新世代らしいモダンなセンス溢れる、ポップなアニメ作品集

ガリク・セコ短編集

 

 チェコの人形アニメーションでは、トルンカやゼマン達より若い世代に属するセコは、ヘルミーナ・ティールロヴァーのアニメーターを担当した後、トルンカ・スタジオで自身の作品を発表しました。製作年代も70〜80年代と比較的新しいのが特徴です。作風もモダンで、人形の表情や造型もよりリアリスティックで繊細に作られているし、音楽や映像の表現も多彩。結構おしゃれな作品も多く、オープニングやエンディングのクレジットなどデザインの可愛さが目を惹きます。DVDは単品の他、ティールロヴァーの作品集二枚と合わせて三枚組にしたボックスも出ています。

『マイスター・ハーヌシュ』(1976) 13分

 プラハの旧市街にある有名なからくり時計にまつわる伝説をアニメ化。緻密な音楽、繊細な人形造型など、旧来のチェコ・アニメにはないモダンなセンスを感じさせます。ナレーション入りで、最後には本物のからくり時計とプラハの街の実景映像に移り、ドキュメンタリー的な雰囲気もあり。

『ファウストの家』(1977) 12分

 こちらもカレル広場に面した実在の建物にまつわる、学生ファウストの伝説を映像化。学問と金銭欲の間で苦悩する学生のお話で、やはり最後にファウストの家と街の実景映像が挿入されます。人形のデザインも精密で多彩。

『本棚の世界』(1982) 10分

 本棚を舞台に、様々な本を動かしたアニメーション。オブジェクト・アニメの傑作と言われているそうですが、本によるパフォーマンスで終始一貫していて、アイデアとしてはそれだけのような気も・・・。

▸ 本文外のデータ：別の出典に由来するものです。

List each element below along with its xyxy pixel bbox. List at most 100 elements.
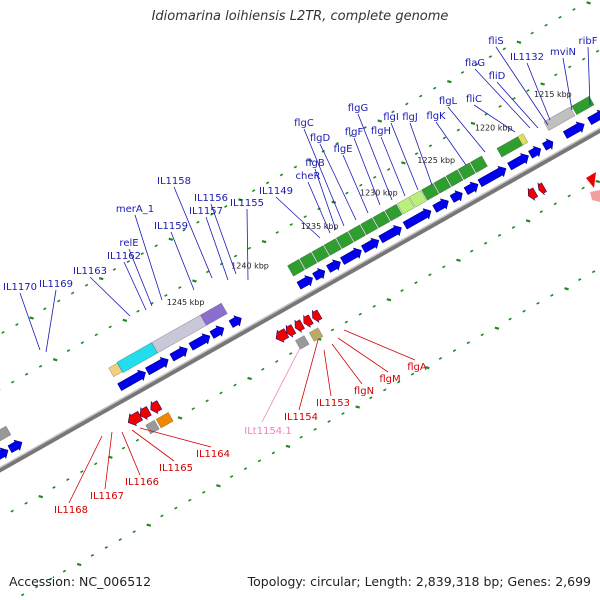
- scale-label: 1215 kbp: [534, 90, 572, 99]
- forward-cds-arrow[interactable]: [209, 325, 225, 339]
- track-guide-dot: [247, 246, 252, 250]
- leader-line-flgg: [357, 113, 393, 201]
- track-guide-dot: [502, 47, 507, 51]
- track-guide-dot: [359, 183, 363, 187]
- reverse-cds-arrow[interactable]: [127, 410, 144, 427]
- gene-label-flgg: flgG: [348, 103, 368, 114]
- forward-cds-arrow[interactable]: [188, 333, 211, 351]
- track-guide-dot: [154, 244, 158, 248]
- gene-label-flgn: flgN: [354, 386, 374, 397]
- reverse-cds-arrow[interactable]: [537, 182, 547, 196]
- gene-label-flgl: flgL: [439, 96, 458, 107]
- leader-line-flgi: [390, 122, 419, 191]
- map-title: Idiomarina loihiensis L2TR, complete gen…: [151, 9, 449, 24]
- track-guide-dot: [586, 1, 591, 5]
- cog-block-flagella: [571, 95, 595, 116]
- track-guide-dot: [257, 459, 262, 463]
- forward-cds-arrow[interactable]: [463, 181, 479, 196]
- leader-line-il1163: [89, 276, 131, 317]
- gene-label-flic: fliC: [466, 94, 482, 105]
- forward-cds-arrow[interactable]: [449, 190, 463, 203]
- cog-block-flagella: [396, 197, 415, 215]
- cog-block-khaki: [309, 327, 324, 342]
- forward-cds-arrow[interactable]: [340, 247, 362, 265]
- forward-cds-arrow[interactable]: [312, 267, 326, 281]
- genome-backbone: [0, 127, 600, 473]
- gene-label-flgm: flgM: [379, 374, 400, 385]
- gene-label-il1170: IL1170: [3, 282, 37, 293]
- forward-cds-arrow[interactable]: [169, 346, 188, 362]
- gene-label-il1153: IL1153: [316, 398, 350, 409]
- track-guide-dot: [540, 82, 545, 86]
- track-guide-dot: [80, 470, 84, 474]
- track-guide-dot: [358, 312, 362, 316]
- reverse-cds-arrow[interactable]: [275, 328, 290, 343]
- track-guide-dot: [438, 356, 443, 360]
- scale-label: 1230 kbp: [360, 189, 398, 198]
- forward-cds-arrow[interactable]: [117, 369, 146, 392]
- gene-label-il1157: IL1157: [189, 206, 223, 217]
- leader-line-rele: [128, 248, 153, 307]
- leader-line-il1153: [323, 349, 332, 397]
- forward-cds-arrow[interactable]: [326, 259, 341, 273]
- reverse-cds-arrow[interactable]: [150, 400, 163, 415]
- forward-cds-arrow[interactable]: [378, 225, 402, 244]
- track-guide-dot: [104, 546, 108, 549]
- reverse-cds-arrow[interactable]: [139, 406, 152, 421]
- cog-block-flagella: [433, 176, 452, 194]
- forward-cds-arrow[interactable]: [360, 237, 380, 254]
- cog-block-flagella: [287, 259, 305, 277]
- track-guide-dot: [261, 367, 265, 371]
- forward-cds-arrow[interactable]: [477, 165, 507, 188]
- track-guide-dot: [56, 299, 61, 303]
- gene-label-il1149: IL1149: [259, 186, 293, 197]
- cog-block-flagella: [323, 238, 342, 256]
- track-guide-dot: [126, 260, 131, 263]
- track-guide-dot: [285, 444, 291, 449]
- track-guide-dot: [401, 161, 406, 165]
- forward-cds-arrow[interactable]: [0, 447, 9, 464]
- reverse-cds-arrow[interactable]: [527, 187, 539, 201]
- reverse-cds-arrow[interactable]: [285, 324, 297, 339]
- reverse-cds-arrow[interactable]: [590, 190, 600, 202]
- forward-cds-arrow[interactable]: [507, 153, 529, 171]
- cog-block-flagella: [299, 252, 318, 270]
- forward-cds-arrow[interactable]: [432, 198, 449, 213]
- forward-cds-arrow[interactable]: [296, 275, 314, 290]
- genome-summary-text: Topology: circular; Length: 2,839,318 bp…: [247, 574, 591, 589]
- forward-cds-arrow[interactable]: [145, 356, 169, 376]
- forward-cds-arrow[interactable]: [562, 121, 585, 139]
- track-guide-dot: [595, 49, 600, 53]
- track-guide-dot: [550, 293, 554, 297]
- reverse-cds-arrow[interactable]: [586, 172, 596, 188]
- leader-line-il1169: [45, 289, 57, 353]
- track-guide-dot: [410, 372, 415, 376]
- forward-cds-arrow[interactable]: [7, 439, 23, 454]
- reverse-cds-arrow[interactable]: [303, 314, 314, 328]
- forward-cds-arrow[interactable]: [402, 208, 432, 230]
- gene-label-cher: cheR: [296, 171, 321, 182]
- reverse-cds-arrow[interactable]: [312, 309, 323, 323]
- track-guide-dot: [335, 141, 339, 145]
- track-guide-dot: [456, 258, 461, 262]
- gene-label-il1132: IL1132: [510, 52, 544, 63]
- gene-label-flgj: flgJ: [402, 112, 418, 123]
- track-guide-dot: [414, 152, 419, 156]
- forward-cds-arrow[interactable]: [528, 145, 542, 159]
- track-guide-dot: [303, 215, 307, 219]
- leader-line-mvin: [562, 57, 573, 111]
- gene-label-flgh: flgH: [371, 126, 391, 137]
- gene-label-flgi: flgI: [383, 112, 399, 123]
- forward-cds-arrow[interactable]: [228, 315, 242, 328]
- track-guide-dot: [265, 181, 270, 185]
- track-guide-dot: [522, 309, 526, 313]
- reverse-cds-arrow[interactable]: [294, 319, 305, 333]
- cog-block-grey: [145, 420, 160, 435]
- track-guide-dot: [108, 325, 112, 329]
- track-guide-dot: [327, 419, 331, 423]
- forward-cds-arrow[interactable]: [541, 138, 554, 151]
- track-guide-dot: [247, 376, 252, 381]
- cog-block-flagella: [445, 169, 464, 187]
- forward-cds-arrow[interactable]: [587, 109, 600, 126]
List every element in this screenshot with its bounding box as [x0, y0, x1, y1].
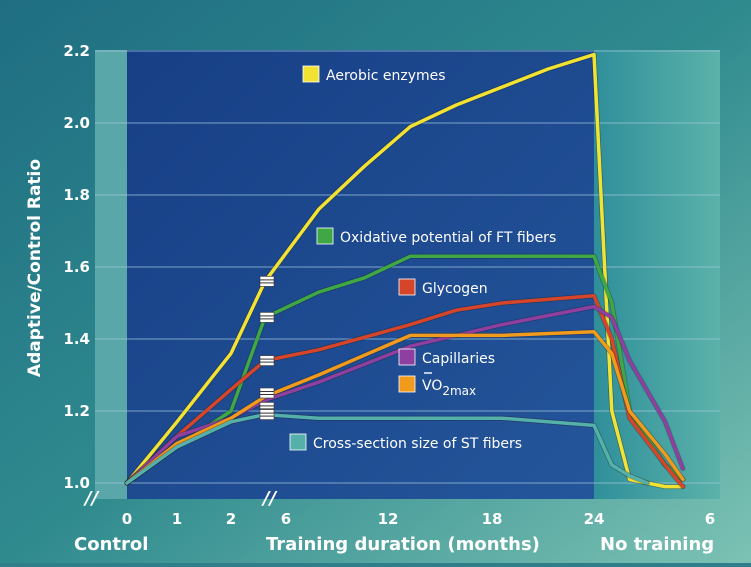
label-text-glycogen: Glycogen: [422, 281, 488, 297]
y-tick-label-2: 1.4: [63, 330, 90, 348]
x-tick-label-4: 12: [378, 510, 399, 528]
swatch-glycogen: [398, 278, 416, 296]
swatch-capillaries: [398, 348, 416, 366]
break-mark-5: [259, 409, 275, 420]
label-oxidative-potential: Oxidative potential of FT fibers: [316, 227, 556, 246]
y-tick-label-6: 2.2: [63, 42, 90, 60]
section-label-training: Training duration (months): [266, 534, 540, 555]
vo2-sub: 2max: [442, 384, 476, 398]
label-glycogen: Glycogen: [398, 278, 488, 297]
break-mark-0: [259, 276, 275, 287]
axis-break-ticks: [259, 276, 275, 420]
x-tick-label-5: 18: [482, 510, 503, 528]
y-axis-title: Adaptive/Control Ratio: [25, 159, 45, 377]
label-aerobic-enzymes: Aerobic enzymes: [302, 65, 446, 84]
x-tick-label-6: 24: [584, 510, 605, 528]
y-tick-labels: 1.0 1.2 1.4 1.6 1.8 2.0 2.2: [63, 42, 90, 492]
x-axis-break-mark: //: [261, 488, 278, 509]
y-tick-label-5: 2.0: [63, 114, 90, 132]
x-tick-labels: 0 1 2 6 12 18 24 6: [122, 510, 715, 528]
break-mark-3: [259, 387, 275, 399]
y-tick-label-1: 1.2: [63, 402, 90, 420]
y-tick-label-4: 1.8: [63, 186, 90, 204]
break-mark-2: [259, 355, 275, 366]
swatch-oxidative-potential: [316, 227, 334, 245]
series-line-5: [125, 412, 650, 485]
control-panel: [95, 50, 127, 499]
section-label-control: Control: [74, 534, 148, 555]
x-tick-label-0: 0: [122, 510, 132, 528]
swatch-st-fibers: [289, 433, 307, 451]
x-tick-label-3: 6: [281, 510, 291, 528]
label-text-vo2max: VO2max: [422, 378, 476, 398]
gridlines: [95, 50, 720, 484]
y-tick-label-3: 1.6: [63, 258, 90, 276]
x-tick-label-2: 2: [226, 510, 236, 528]
label-text-oxidative-potential: Oxidative potential of FT fibers: [340, 230, 556, 246]
label-capillaries: Capillaries: [398, 348, 495, 367]
label-text-capillaries: Capillaries: [422, 351, 495, 367]
section-label-no-training: No training: [600, 534, 714, 555]
label-text-st-fibers: Cross-section size of ST fibers: [313, 436, 522, 452]
training-panel: [127, 50, 594, 499]
label-vo2max: VO2max: [398, 372, 476, 398]
series-line-2: [125, 294, 685, 489]
label-st-fibers: Cross-section size of ST fibers: [289, 433, 522, 452]
y-axis-break-mark: //: [83, 488, 100, 509]
swatch-aerobic-enzymes: [302, 65, 320, 83]
x-tick-label-7: 6: [705, 510, 715, 528]
y-tick-label-0: 1.0: [63, 474, 90, 492]
series-lines: [124, 52, 686, 490]
vo2-main: VO: [422, 378, 442, 394]
series-line-0: [125, 52, 685, 489]
swatch-vo2max: [398, 375, 416, 393]
detraining-panel: [594, 50, 720, 499]
label-text-aerobic-enzymes: Aerobic enzymes: [326, 68, 446, 84]
x-tick-label-1: 1: [172, 510, 182, 528]
series-line-4: [125, 330, 685, 485]
break-mark-1: [259, 312, 275, 323]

『シューズショー、あるいは自分勝手な靴』(1984) 11分

 こちらも種々多様な靴を総動員し、無人の靴屋でショーを展開。師匠ティールロヴァーのお家芸を、より男性的なアイテムでヴァリエーションにした感じでしょうか。あの手この手を駆使しているものの、内容としてはそれだけのような・・・。

『サボテンさん、ちょっと』(1984) 11分

 ある窓辺に置かれたサボテン達のパントマイム。部屋の主が老人、女性、男性と変わってゆくにつれて環境も変化してゆきます。これも実景から入る作品。音楽がポップで洒落ています。

『僕の友達はチクタクいう』(1987) 11分

 捨てられたクマのぬいぐるみと壊れた目覚まし時計の友情を描いたキュートな作品。セリフ入りです。他愛のないストーリーですが、エンディングがシャレていて素敵。これも街の実景映像から開始。

『卑怯者、出てこい』(1988) 12分

 クマと目覚まし時計のシリーズ続編。お話自体は大したものではないのですが、このシリーズはオチからエンド・クレジットに突入するタイミングが小粋で絶妙です。やはり実景映像から入りますが、本作ではキャメラが地上と空の間で激しく上下にパンする所で、細かく実景映像を挟み込んだりして遊び心満点。こういった辺り、旧世代のアニメ作家達にはないセンスですね。